Der Einzug der Grünen in die deutschen Parlamente bewahrte jedenfalls viele ihrer Funktionäre, die sich wie Fischer in den späten 1960er und frühen 1970er Jahren für die Laufbahn des Berufsrevolutionärs entschieden hatten, vor dem endgültigen sozialen Abstieg und bescherte den einstigen Bürgerschrecks und Revoluzzern stattdessen ein höchst bürgerliches Dasein mit staatlicher Rundum-Versorgung.
Wer sich davon einen anschaulichen Eindruck verschaffen möchte, kann dies unter anderem bei einem Besuch der Friedrich-Ebert-Gedenkstätte in Heidelberg tun. Die Geschichte und der Aufstieg des Sattlerlehrlings Friedrich Ebert steht für viele frühe Sozialdemokraten, die aus der Arbeiterschaft kamen und gegen die herrschenden Verhältnisse und Klassen ihrer Zeit kämpften. Manche von ihnen zahlten hierfür einen hohen Preis, andere wurden nicht nur Abgeordnete und Minister, sondern Kanzler oder Präsidenten.

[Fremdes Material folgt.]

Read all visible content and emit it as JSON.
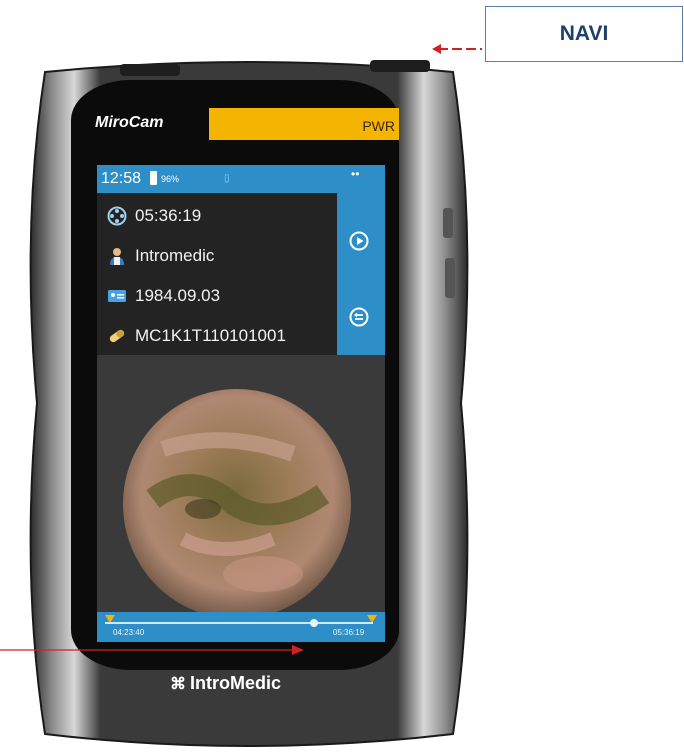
{
  "callout": {
    "label": "NAVI"
  },
  "device": {
    "brand": "MiroCam",
    "brand_mark": "®",
    "pwr_label": "PWR",
    "manufacturer_logo": "IntroMedic"
  },
  "status_bar": {
    "time": "12:58",
    "battery_percent": "96%",
    "battery_level": 0.96
  },
  "info": {
    "elapsed": "05:36:19",
    "patient_name": "Intromedic",
    "birth_date": "1984.09.03",
    "capsule_id": "MC1K1T110101001"
  },
  "side_buttons": [
    "play-icon",
    "back-icon"
  ],
  "timeline": {
    "start_time": "04:23:40",
    "end_time": "05:36:19",
    "position": 0.78
  },
  "colors": {
    "accent_blue": "#2e8fc8",
    "power_yellow": "#f5b400",
    "arrow_red": "#d42020"
  }
}
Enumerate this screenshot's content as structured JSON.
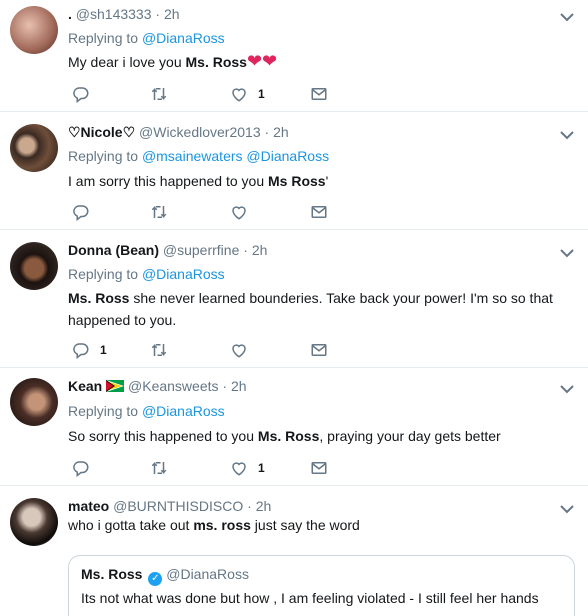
{
  "tweets": [
    {
      "name": ".",
      "handle": "@sh143333",
      "time": "2h",
      "replying_prefix": "Replying to",
      "replying_to": "@DianaRoss",
      "text_pre": "My dear i love you ",
      "text_bold": "Ms. Ross",
      "text_post": "",
      "emoji": "❤❤",
      "reply_count": "",
      "like_count": "1"
    },
    {
      "name": "♡Nicole♡",
      "handle": "@Wickedlover2013",
      "time": "2h",
      "replying_prefix": "Replying to",
      "replying_to": "@msainewaters @DianaRoss",
      "text_pre": "I am sorry this happened to you ",
      "text_bold": "Ms Ross",
      "text_post": "'",
      "reply_count": "",
      "like_count": ""
    },
    {
      "name": "Donna (Bean)",
      "handle": "@superrfine",
      "time": "2h",
      "replying_prefix": "Replying to",
      "replying_to": "@DianaRoss",
      "text_bold": "Ms. Ross",
      "text_line1": " she never learned bounderies. Take back your power! I'm so so that",
      "text_line2": "happened to you.",
      "reply_count": "1",
      "like_count": ""
    },
    {
      "name": "Kean",
      "handle": "@Keansweets",
      "time": "2h",
      "replying_prefix": "Replying to",
      "replying_to": "@DianaRoss",
      "text_pre": "So sorry this happened to you ",
      "text_bold": "Ms. Ross",
      "text_post": ", praying your day gets better",
      "reply_count": "",
      "like_count": "1"
    },
    {
      "name": "mateo",
      "handle": "@BURNTHISDISCO",
      "time": "2h",
      "text_pre": "who i gotta take out ",
      "text_bold": "ms. ross",
      "text_post": " just say the word",
      "quote_name": "Ms. Ross",
      "quote_handle": "@DianaRoss",
      "quote_text": "Its not what  was done but how , I am feeling violated - I still feel her hands"
    }
  ],
  "sep": "·",
  "icons": [
    "reply-icon",
    "retweet-icon",
    "like-icon",
    "dm-icon",
    "chevron-down-icon",
    "verified-icon",
    "guyana-flag-icon"
  ]
}
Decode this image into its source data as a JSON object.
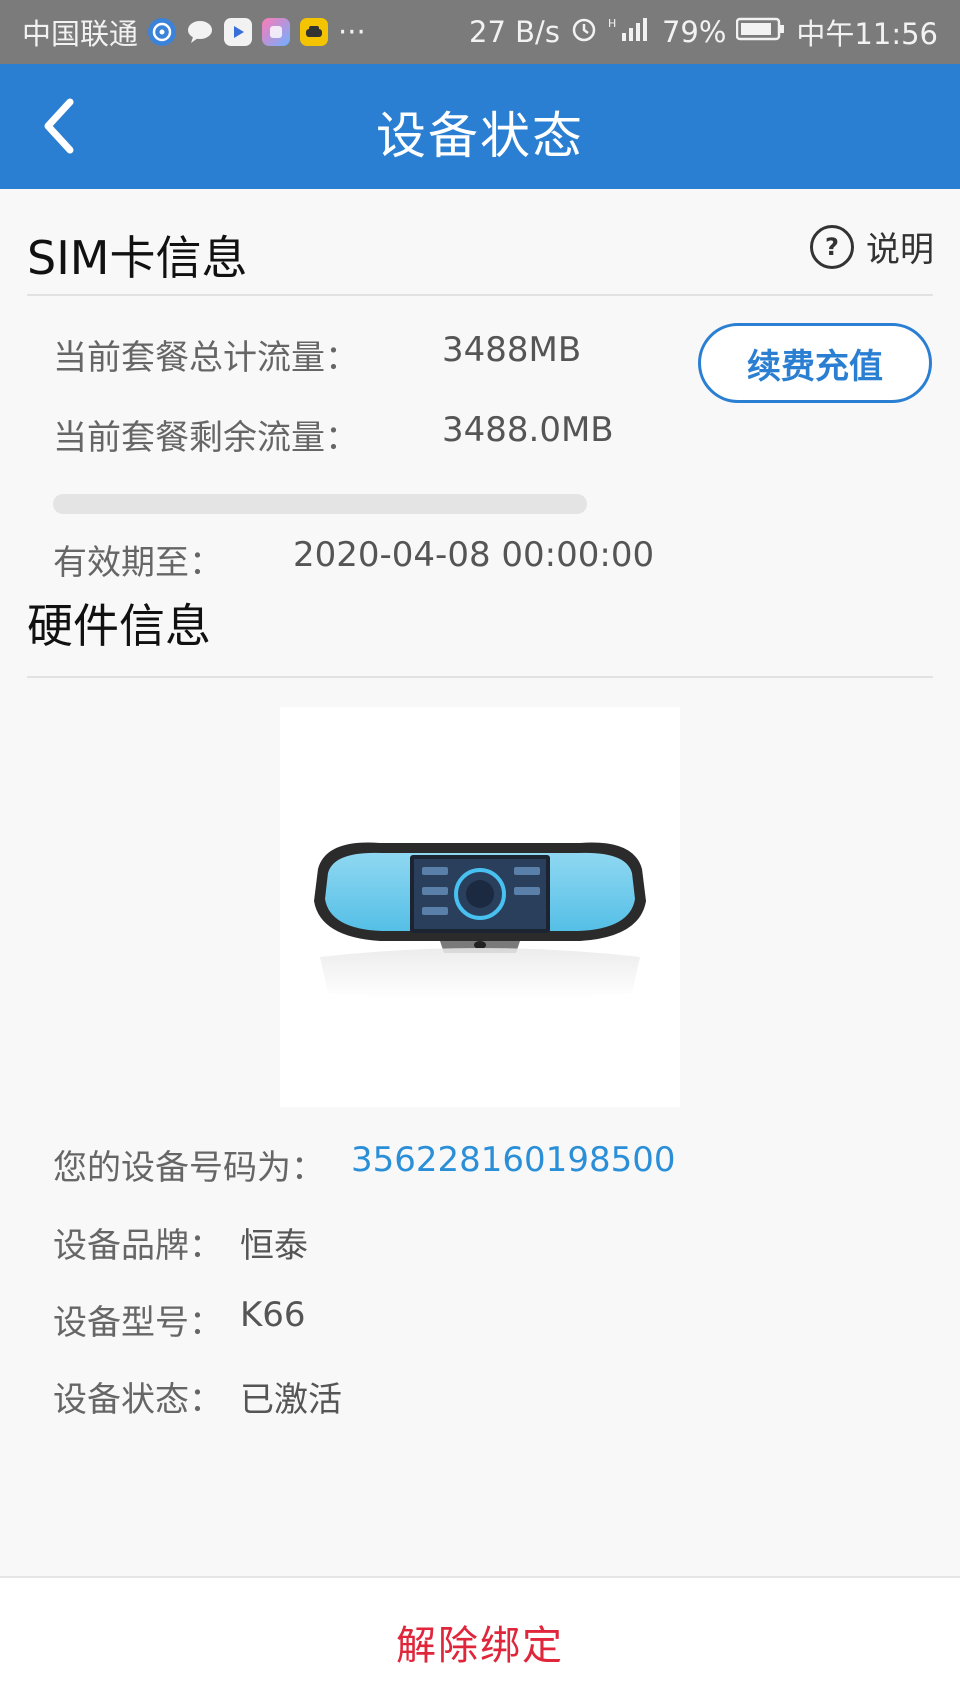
{
  "status_bar": {
    "carrier": "中国联通",
    "more": "···",
    "net_speed": "27 B/s",
    "battery": "79%",
    "time": "中午11:56"
  },
  "nav": {
    "title": "设备状态"
  },
  "sim": {
    "title": "SIM卡信息",
    "help_label": "说明",
    "help_symbol": "?",
    "total_label": "当前套餐总计流量：",
    "total_value": "3488MB",
    "remaining_label": "当前套餐剩余流量：",
    "remaining_value": "3488.0MB",
    "usage_fraction": 0,
    "expiry_label": "有效期至：",
    "expiry_value": "2020-04-08 00:00:00",
    "recharge_label": "续费充值"
  },
  "hardware": {
    "title": "硬件信息",
    "number_label": "您的设备号码为：",
    "number_value": "356228160198500",
    "brand_label": "设备品牌：",
    "brand_value": "恒泰",
    "model_label": "设备型号：",
    "model_value": "K66",
    "state_label": "设备状态：",
    "state_value": "已激活"
  },
  "footer": {
    "unbind_label": "解除绑定"
  },
  "colors": {
    "primary": "#2b7fd2",
    "danger": "#e0263a",
    "link": "#2b8fd8"
  }
}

Derlei Karrieren waren ihnen meist nicht in die Wiege gelegt, was für die frühen Funktionäre der Grünen so nicht gilt. Als Kinder meist gut situierter, nicht selten sogar höchst arrivierter bürgerlicher Familien der Adenauer-Zeit und der Wirtschaftswunderjahre verweigerten sie sich den dadurch vorgegebenen persönlichen und beruflichen Entwicklungs- und Karrieremustern, rebellierten gegen die bürgerliche Lebensweise ihrer Eltern, die sie als spießig und autoritär brandmarkten und ablehnten. Der Aufstieg ins gesellschaftliche, politische oder gar wirtschaftliche Establishment galt ihnen als absolutes No-Go.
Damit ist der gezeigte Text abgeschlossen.